Penyebab Utama Kebocoran Data di Perusahaan Outsourcing
Sebagian besar insiden kebocoran data bukan disebabkan oleh serangan siber eksternal, melainkan karena kelemahan kontrol akses internal dan penggunaan dokumen spreadsheet yang dibagikan secara sembarangan melalui grup pesan singkat atau email.
Satu file Excel berisi rekap payroll seluruh klien yang tidak sengaja terkirim ke PIC klien dapat berakibat fatal pada kontrak kerjasama senilai miliaran rupiah.
Penerapan Role-Based Access Control (RBAC)
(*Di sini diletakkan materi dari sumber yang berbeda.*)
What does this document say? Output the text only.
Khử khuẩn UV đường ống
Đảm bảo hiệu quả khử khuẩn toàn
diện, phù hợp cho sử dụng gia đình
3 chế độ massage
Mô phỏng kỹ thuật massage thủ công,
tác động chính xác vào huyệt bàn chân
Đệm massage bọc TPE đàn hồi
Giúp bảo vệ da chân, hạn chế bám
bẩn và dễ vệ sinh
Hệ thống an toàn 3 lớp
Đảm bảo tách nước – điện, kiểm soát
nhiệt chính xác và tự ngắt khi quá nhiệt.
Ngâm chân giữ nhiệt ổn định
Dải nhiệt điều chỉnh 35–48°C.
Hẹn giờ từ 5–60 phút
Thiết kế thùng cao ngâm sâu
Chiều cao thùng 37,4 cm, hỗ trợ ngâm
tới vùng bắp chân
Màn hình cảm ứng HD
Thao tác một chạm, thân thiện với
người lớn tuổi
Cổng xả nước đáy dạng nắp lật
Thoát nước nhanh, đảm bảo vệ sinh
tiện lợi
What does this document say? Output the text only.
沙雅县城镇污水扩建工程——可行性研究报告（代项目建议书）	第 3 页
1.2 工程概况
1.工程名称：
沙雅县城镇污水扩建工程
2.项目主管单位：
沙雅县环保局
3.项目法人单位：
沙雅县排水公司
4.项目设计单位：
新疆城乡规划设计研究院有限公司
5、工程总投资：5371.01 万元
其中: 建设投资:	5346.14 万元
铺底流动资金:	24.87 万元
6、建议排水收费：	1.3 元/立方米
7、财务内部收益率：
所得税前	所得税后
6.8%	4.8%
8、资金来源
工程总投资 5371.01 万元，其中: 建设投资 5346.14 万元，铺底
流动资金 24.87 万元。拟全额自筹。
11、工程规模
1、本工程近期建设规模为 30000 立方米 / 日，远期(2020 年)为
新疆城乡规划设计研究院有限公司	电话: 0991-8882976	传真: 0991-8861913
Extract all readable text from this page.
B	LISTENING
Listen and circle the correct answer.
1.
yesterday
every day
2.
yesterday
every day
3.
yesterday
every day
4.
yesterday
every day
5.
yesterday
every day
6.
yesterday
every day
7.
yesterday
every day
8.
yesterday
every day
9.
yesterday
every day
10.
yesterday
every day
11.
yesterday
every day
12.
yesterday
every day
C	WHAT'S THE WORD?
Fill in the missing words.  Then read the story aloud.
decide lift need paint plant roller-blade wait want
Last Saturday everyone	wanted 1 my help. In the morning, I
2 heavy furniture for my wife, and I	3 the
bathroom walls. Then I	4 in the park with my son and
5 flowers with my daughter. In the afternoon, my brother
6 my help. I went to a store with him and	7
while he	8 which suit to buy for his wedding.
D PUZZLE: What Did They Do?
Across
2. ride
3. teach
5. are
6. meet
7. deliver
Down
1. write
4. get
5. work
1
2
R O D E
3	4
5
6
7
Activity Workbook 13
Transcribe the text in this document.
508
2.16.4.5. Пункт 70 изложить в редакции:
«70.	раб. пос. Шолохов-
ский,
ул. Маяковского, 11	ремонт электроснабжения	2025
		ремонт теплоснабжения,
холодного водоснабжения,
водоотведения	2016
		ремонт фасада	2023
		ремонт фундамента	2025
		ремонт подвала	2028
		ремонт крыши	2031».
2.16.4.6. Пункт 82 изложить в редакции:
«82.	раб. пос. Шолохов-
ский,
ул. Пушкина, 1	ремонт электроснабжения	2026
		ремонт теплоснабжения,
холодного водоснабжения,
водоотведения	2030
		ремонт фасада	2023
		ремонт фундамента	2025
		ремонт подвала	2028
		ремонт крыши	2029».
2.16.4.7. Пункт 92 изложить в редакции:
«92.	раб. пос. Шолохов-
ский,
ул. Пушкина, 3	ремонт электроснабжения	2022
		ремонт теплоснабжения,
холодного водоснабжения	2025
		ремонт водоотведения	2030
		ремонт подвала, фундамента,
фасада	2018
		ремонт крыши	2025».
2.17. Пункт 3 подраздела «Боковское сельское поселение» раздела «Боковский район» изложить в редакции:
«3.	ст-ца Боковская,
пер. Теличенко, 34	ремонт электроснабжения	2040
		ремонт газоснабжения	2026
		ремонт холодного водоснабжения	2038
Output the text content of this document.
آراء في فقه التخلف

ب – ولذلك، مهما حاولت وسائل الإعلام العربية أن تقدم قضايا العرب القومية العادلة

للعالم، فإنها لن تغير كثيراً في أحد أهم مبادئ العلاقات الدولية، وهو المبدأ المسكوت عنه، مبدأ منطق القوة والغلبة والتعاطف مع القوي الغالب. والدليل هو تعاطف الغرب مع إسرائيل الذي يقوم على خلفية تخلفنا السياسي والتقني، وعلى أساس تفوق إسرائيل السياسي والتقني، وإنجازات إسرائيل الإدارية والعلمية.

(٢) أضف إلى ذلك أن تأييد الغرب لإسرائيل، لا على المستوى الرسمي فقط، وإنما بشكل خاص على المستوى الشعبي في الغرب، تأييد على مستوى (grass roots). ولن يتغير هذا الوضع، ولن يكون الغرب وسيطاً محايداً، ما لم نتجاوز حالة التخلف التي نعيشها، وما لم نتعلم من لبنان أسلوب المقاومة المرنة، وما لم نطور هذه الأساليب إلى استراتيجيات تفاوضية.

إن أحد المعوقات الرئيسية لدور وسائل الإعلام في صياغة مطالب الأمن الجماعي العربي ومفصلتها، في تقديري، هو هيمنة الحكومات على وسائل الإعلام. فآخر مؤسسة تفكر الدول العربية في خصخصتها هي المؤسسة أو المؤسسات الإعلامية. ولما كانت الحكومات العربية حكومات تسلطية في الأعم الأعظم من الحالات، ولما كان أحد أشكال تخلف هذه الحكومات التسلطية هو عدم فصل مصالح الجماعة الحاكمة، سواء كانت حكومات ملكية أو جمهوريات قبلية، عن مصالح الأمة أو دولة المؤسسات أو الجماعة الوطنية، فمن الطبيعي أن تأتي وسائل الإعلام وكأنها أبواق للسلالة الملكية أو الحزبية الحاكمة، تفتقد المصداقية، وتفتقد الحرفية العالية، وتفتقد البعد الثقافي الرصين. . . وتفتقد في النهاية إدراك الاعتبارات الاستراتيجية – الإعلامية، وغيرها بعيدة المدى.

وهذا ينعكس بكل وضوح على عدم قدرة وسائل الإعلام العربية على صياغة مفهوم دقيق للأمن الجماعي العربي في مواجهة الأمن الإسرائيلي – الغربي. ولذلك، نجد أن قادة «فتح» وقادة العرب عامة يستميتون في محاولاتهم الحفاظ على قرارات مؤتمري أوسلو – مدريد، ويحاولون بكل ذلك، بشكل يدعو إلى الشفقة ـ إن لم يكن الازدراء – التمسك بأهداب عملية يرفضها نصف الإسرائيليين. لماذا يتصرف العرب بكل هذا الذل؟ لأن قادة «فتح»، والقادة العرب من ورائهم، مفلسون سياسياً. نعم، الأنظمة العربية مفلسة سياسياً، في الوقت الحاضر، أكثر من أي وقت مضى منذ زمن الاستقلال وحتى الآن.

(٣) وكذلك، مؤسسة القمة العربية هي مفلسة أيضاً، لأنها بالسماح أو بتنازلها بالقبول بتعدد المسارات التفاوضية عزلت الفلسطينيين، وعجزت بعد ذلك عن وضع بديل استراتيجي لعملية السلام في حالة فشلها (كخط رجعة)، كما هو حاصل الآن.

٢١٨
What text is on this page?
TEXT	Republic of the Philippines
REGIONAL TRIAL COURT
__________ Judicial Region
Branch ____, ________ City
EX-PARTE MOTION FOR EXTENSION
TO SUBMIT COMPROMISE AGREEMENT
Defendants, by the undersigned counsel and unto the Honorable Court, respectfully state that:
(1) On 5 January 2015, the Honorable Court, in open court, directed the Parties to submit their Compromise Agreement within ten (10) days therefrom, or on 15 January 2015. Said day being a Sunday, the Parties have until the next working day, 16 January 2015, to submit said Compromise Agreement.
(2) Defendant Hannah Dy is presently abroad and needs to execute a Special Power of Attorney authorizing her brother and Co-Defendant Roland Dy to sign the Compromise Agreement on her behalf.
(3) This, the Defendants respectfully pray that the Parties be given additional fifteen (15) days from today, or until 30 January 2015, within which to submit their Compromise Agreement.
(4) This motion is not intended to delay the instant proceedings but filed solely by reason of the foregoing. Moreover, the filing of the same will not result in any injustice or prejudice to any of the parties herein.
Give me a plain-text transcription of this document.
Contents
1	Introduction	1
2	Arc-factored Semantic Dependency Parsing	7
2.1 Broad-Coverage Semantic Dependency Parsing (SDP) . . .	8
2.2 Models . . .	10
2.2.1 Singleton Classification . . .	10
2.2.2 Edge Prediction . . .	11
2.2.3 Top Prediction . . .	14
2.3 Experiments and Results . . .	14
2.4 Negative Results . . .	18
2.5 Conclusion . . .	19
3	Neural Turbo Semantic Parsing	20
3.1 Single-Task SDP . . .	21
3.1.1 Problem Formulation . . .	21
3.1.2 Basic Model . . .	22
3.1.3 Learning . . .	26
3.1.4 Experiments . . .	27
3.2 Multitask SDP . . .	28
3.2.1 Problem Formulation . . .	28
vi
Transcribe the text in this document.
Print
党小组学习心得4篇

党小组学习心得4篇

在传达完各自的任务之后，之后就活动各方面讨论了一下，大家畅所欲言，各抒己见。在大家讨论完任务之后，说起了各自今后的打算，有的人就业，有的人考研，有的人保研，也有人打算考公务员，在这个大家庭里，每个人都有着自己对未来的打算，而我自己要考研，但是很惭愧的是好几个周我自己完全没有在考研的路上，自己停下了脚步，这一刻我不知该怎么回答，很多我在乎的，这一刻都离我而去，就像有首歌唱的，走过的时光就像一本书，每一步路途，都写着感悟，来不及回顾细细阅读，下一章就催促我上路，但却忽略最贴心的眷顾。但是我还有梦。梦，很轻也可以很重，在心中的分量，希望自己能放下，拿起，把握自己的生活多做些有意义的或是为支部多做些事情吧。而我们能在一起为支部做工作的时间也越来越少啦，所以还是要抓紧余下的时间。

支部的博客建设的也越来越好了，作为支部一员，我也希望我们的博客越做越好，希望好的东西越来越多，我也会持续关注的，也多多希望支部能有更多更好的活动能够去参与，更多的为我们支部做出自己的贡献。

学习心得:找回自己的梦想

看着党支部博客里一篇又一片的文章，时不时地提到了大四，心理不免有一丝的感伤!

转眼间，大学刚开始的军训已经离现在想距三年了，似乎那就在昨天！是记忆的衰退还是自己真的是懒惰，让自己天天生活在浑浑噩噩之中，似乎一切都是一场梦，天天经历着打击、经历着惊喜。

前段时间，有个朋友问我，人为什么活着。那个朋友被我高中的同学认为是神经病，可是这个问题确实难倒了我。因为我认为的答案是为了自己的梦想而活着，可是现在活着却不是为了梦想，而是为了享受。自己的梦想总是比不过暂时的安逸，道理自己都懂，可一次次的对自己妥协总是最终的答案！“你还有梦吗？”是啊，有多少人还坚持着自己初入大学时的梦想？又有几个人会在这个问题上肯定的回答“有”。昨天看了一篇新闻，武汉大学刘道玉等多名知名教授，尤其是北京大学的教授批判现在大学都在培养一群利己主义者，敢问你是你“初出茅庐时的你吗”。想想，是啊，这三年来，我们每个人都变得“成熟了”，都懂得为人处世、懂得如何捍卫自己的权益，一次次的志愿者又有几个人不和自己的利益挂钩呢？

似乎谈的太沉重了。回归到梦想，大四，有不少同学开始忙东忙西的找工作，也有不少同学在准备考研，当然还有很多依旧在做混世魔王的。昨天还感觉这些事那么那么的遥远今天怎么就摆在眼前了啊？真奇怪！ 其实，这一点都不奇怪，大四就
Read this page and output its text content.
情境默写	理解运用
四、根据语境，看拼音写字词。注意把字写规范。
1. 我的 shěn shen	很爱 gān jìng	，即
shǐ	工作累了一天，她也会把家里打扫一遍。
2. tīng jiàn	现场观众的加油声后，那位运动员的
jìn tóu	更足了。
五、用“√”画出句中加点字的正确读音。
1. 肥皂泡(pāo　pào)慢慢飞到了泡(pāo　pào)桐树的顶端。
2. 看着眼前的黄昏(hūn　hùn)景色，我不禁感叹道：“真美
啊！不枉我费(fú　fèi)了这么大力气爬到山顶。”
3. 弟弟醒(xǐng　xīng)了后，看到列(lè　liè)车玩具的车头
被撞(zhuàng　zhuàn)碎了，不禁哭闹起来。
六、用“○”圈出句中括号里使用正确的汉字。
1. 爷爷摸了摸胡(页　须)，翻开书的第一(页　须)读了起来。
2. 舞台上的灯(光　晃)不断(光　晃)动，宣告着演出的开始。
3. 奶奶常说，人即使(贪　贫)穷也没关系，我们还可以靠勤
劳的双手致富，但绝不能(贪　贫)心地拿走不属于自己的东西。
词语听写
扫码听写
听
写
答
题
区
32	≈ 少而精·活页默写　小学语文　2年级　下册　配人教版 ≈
Untuk mitigasi risiko ini, perusahaan outsourcing wajib menerapkan sistem dengan pengontrolan peran (RBAC) bertingkat:
- Admin Tenant: Akses penuh ke pengaturan sistem, finansial, dan seluruh klien.
- Area Manager / Supervisor: Hanya dapat melihat data kehadiran dan operasional karyawan pada klien yang ditugaskan kepada mereka.
- PIC Klien: Hanya dapat mengakses portal klien untuk melihat daftar penempatan aktif dan tagihan invoice mereka sendiri.
PAVLO menerapkan standar keamanan isolasi data kelas enterprise, memastikan bahwa setiap interaksi data diverifikasi oleh sistem perizinan yang ketat sehingga kebocoran data antar klien dapat dihindari 100%.